De mon enfance, je n’ai ni photo, ni nounours, ni cahier de poésie. Il ne me reste qu’une de mes robes d’enfant.
Cette robe, ma plus belle de l’époque, est celle des fêtes d’anniversaires, des concerts de piano.
Robe de princesse, ou de petite fille modèle, chaque petite fille en a eu une, ou a rêvé d’en avoir une. 

Des années plus tard, à Paris, je me prépare pour sortir et, pour la première fois depuis mes dix ans, je décide de la porter.
Assez grande pour pouvoir l’enfiler, trop petite pour la retirer, je me retrouve coincée à l’intérieur.
Comme le personnage d’Alice, je suis redevenue toute petite.

Lolitas? Femmes enfants? Éternelles petites filles? Rejouerons-nous toujours la même histoire?

Inversion, confusion, perturbation, que faire de ces incertitudes?
Ces travestissements équivoques sont-ils la seule perspective féminine aujourd’hui?
Je voulais voir comment d’autres filles se sentiraient à l’intérieur de ma robe, ce que cela révélerait.
J’ai inventé un jeu, dont voici la règle:

Vous avez envie de jouer la petite fille
Vous viendrez chez moi
Essayer une robe d’enfant.
Vous vous découvrirez dans un miroir,
Et vous viendrez poser devant un fond blanc.
Vous regarderez l’objectif photographique,
Vous tenterez de vous souvenir de la manière dont vous étiez petite fille,
Et vous ne bougerez plus,
Le temps de la photographie.
Plus tard, je vous montrerai la planche contact,
Et je vous donnerais une des photographie réalisée.

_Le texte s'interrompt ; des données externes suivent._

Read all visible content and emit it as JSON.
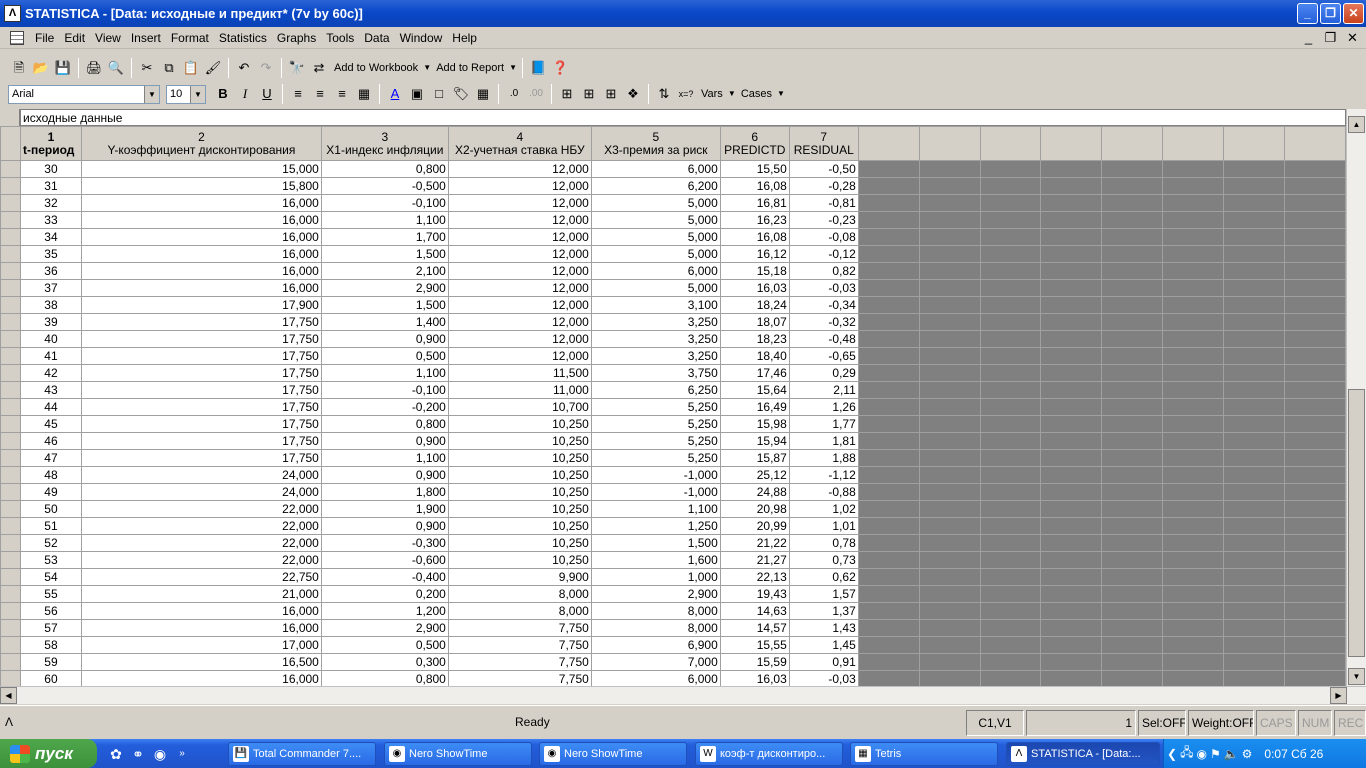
{
  "window": {
    "title": "STATISTICA - [Data: исходные и предикт* (7v by 60c)]",
    "app_icon": "statistica-icon"
  },
  "menu": [
    "File",
    "Edit",
    "View",
    "Insert",
    "Format",
    "Statistics",
    "Graphs",
    "Tools",
    "Data",
    "Window",
    "Help"
  ],
  "toolbar": {
    "add_to_workbook": "Add to Workbook",
    "add_to_report": "Add to Report",
    "font_name": "Arial",
    "font_size": "10",
    "bold": "B",
    "italic": "I",
    "underline": "U",
    "vars": "Vars",
    "cases": "Cases"
  },
  "sheet": {
    "title": "исходные данные",
    "columns": [
      {
        "num": "1",
        "name": "t-период"
      },
      {
        "num": "2",
        "name": "Y-коэффициент дисконтирования"
      },
      {
        "num": "3",
        "name": "X1-индекс инфляции"
      },
      {
        "num": "4",
        "name": "X2-учетная ставка НБУ"
      },
      {
        "num": "5",
        "name": "X3-премия за риск"
      },
      {
        "num": "6",
        "name": "PREDICTD"
      },
      {
        "num": "7",
        "name": "RESIDUAL"
      }
    ],
    "rows": [
      [
        "30",
        "15,000",
        "0,800",
        "12,000",
        "6,000",
        "15,50",
        "-0,50"
      ],
      [
        "31",
        "15,800",
        "-0,500",
        "12,000",
        "6,200",
        "16,08",
        "-0,28"
      ],
      [
        "32",
        "16,000",
        "-0,100",
        "12,000",
        "5,000",
        "16,81",
        "-0,81"
      ],
      [
        "33",
        "16,000",
        "1,100",
        "12,000",
        "5,000",
        "16,23",
        "-0,23"
      ],
      [
        "34",
        "16,000",
        "1,700",
        "12,000",
        "5,000",
        "16,08",
        "-0,08"
      ],
      [
        "35",
        "16,000",
        "1,500",
        "12,000",
        "5,000",
        "16,12",
        "-0,12"
      ],
      [
        "36",
        "16,000",
        "2,100",
        "12,000",
        "6,000",
        "15,18",
        "0,82"
      ],
      [
        "37",
        "16,000",
        "2,900",
        "12,000",
        "5,000",
        "16,03",
        "-0,03"
      ],
      [
        "38",
        "17,900",
        "1,500",
        "12,000",
        "3,100",
        "18,24",
        "-0,34"
      ],
      [
        "39",
        "17,750",
        "1,400",
        "12,000",
        "3,250",
        "18,07",
        "-0,32"
      ],
      [
        "40",
        "17,750",
        "0,900",
        "12,000",
        "3,250",
        "18,23",
        "-0,48"
      ],
      [
        "41",
        "17,750",
        "0,500",
        "12,000",
        "3,250",
        "18,40",
        "-0,65"
      ],
      [
        "42",
        "17,750",
        "1,100",
        "11,500",
        "3,750",
        "17,46",
        "0,29"
      ],
      [
        "43",
        "17,750",
        "-0,100",
        "11,000",
        "6,250",
        "15,64",
        "2,11"
      ],
      [
        "44",
        "17,750",
        "-0,200",
        "10,700",
        "5,250",
        "16,49",
        "1,26"
      ],
      [
        "45",
        "17,750",
        "0,800",
        "10,250",
        "5,250",
        "15,98",
        "1,77"
      ],
      [
        "46",
        "17,750",
        "0,900",
        "10,250",
        "5,250",
        "15,94",
        "1,81"
      ],
      [
        "47",
        "17,750",
        "1,100",
        "10,250",
        "5,250",
        "15,87",
        "1,88"
      ],
      [
        "48",
        "24,000",
        "0,900",
        "10,250",
        "-1,000",
        "25,12",
        "-1,12"
      ],
      [
        "49",
        "24,000",
        "1,800",
        "10,250",
        "-1,000",
        "24,88",
        "-0,88"
      ],
      [
        "50",
        "22,000",
        "1,900",
        "10,250",
        "1,100",
        "20,98",
        "1,02"
      ],
      [
        "51",
        "22,000",
        "0,900",
        "10,250",
        "1,250",
        "20,99",
        "1,01"
      ],
      [
        "52",
        "22,000",
        "-0,300",
        "10,250",
        "1,500",
        "21,22",
        "0,78"
      ],
      [
        "53",
        "22,000",
        "-0,600",
        "10,250",
        "1,600",
        "21,27",
        "0,73"
      ],
      [
        "54",
        "22,750",
        "-0,400",
        "9,900",
        "1,000",
        "22,13",
        "0,62"
      ],
      [
        "55",
        "21,000",
        "0,200",
        "8,000",
        "2,900",
        "19,43",
        "1,57"
      ],
      [
        "56",
        "16,000",
        "1,200",
        "8,000",
        "8,000",
        "14,63",
        "1,37"
      ],
      [
        "57",
        "16,000",
        "2,900",
        "7,750",
        "8,000",
        "14,57",
        "1,43"
      ],
      [
        "58",
        "17,000",
        "0,500",
        "7,750",
        "6,900",
        "15,55",
        "1,45"
      ],
      [
        "59",
        "16,500",
        "0,300",
        "7,750",
        "7,000",
        "15,59",
        "0,91"
      ],
      [
        "60",
        "16,000",
        "0,800",
        "7,750",
        "6,000",
        "16,03",
        "-0,03"
      ]
    ]
  },
  "status": {
    "ready": "Ready",
    "cell": "C1,V1",
    "value": "1",
    "sel": "Sel:OFF",
    "weight": "Weight:OFF",
    "caps": "CAPS",
    "num": "NUM",
    "rec": "REC"
  },
  "taskbar": {
    "start": "пуск",
    "tasks": [
      {
        "label": "Total Commander 7....",
        "active": false
      },
      {
        "label": "Nero ShowTime",
        "active": false
      },
      {
        "label": "Nero ShowTime",
        "active": false
      },
      {
        "label": "коэф-т дисконтиро...",
        "active": false
      },
      {
        "label": "Tetris",
        "active": false
      },
      {
        "label": "STATISTICA - [Data:...",
        "active": true
      }
    ],
    "clock": "0:07 Сб 26"
  },
  "colors": {
    "title_blue": "#0a48c8",
    "chrome": "#d4d0c8",
    "grid_empty": "#808080",
    "start_green": "#3c913a"
  }
}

La robe, déjà vieillie par les années, est découpée pour permettre aux filles de la porter. Peu à peu craquée, déchirée, chaque fille lui donne une nouvelle forme, et de nouveaux souvenirs. Le jeu m’évoque les photographies de Lewis Caroll, où les petites filles semblent avoir grandi d’un coup.

Un jour, quelqu’un me dit « je n’ai jamais été une petite fille ». Moi non plus, j’ai l’impression de jamais avoir été une petite fille.

Cette articulation du passage de l’enfance au monde adulte est certainement la raison de ce travail. Ici, nous avons repris le chemin à l’inverse, du monde adulte au monde de l’enfance. Ce dispositif- révélateur a joué un rôle libérateur, et les fantômes de l’enfance ont repris leur chair, étrangement.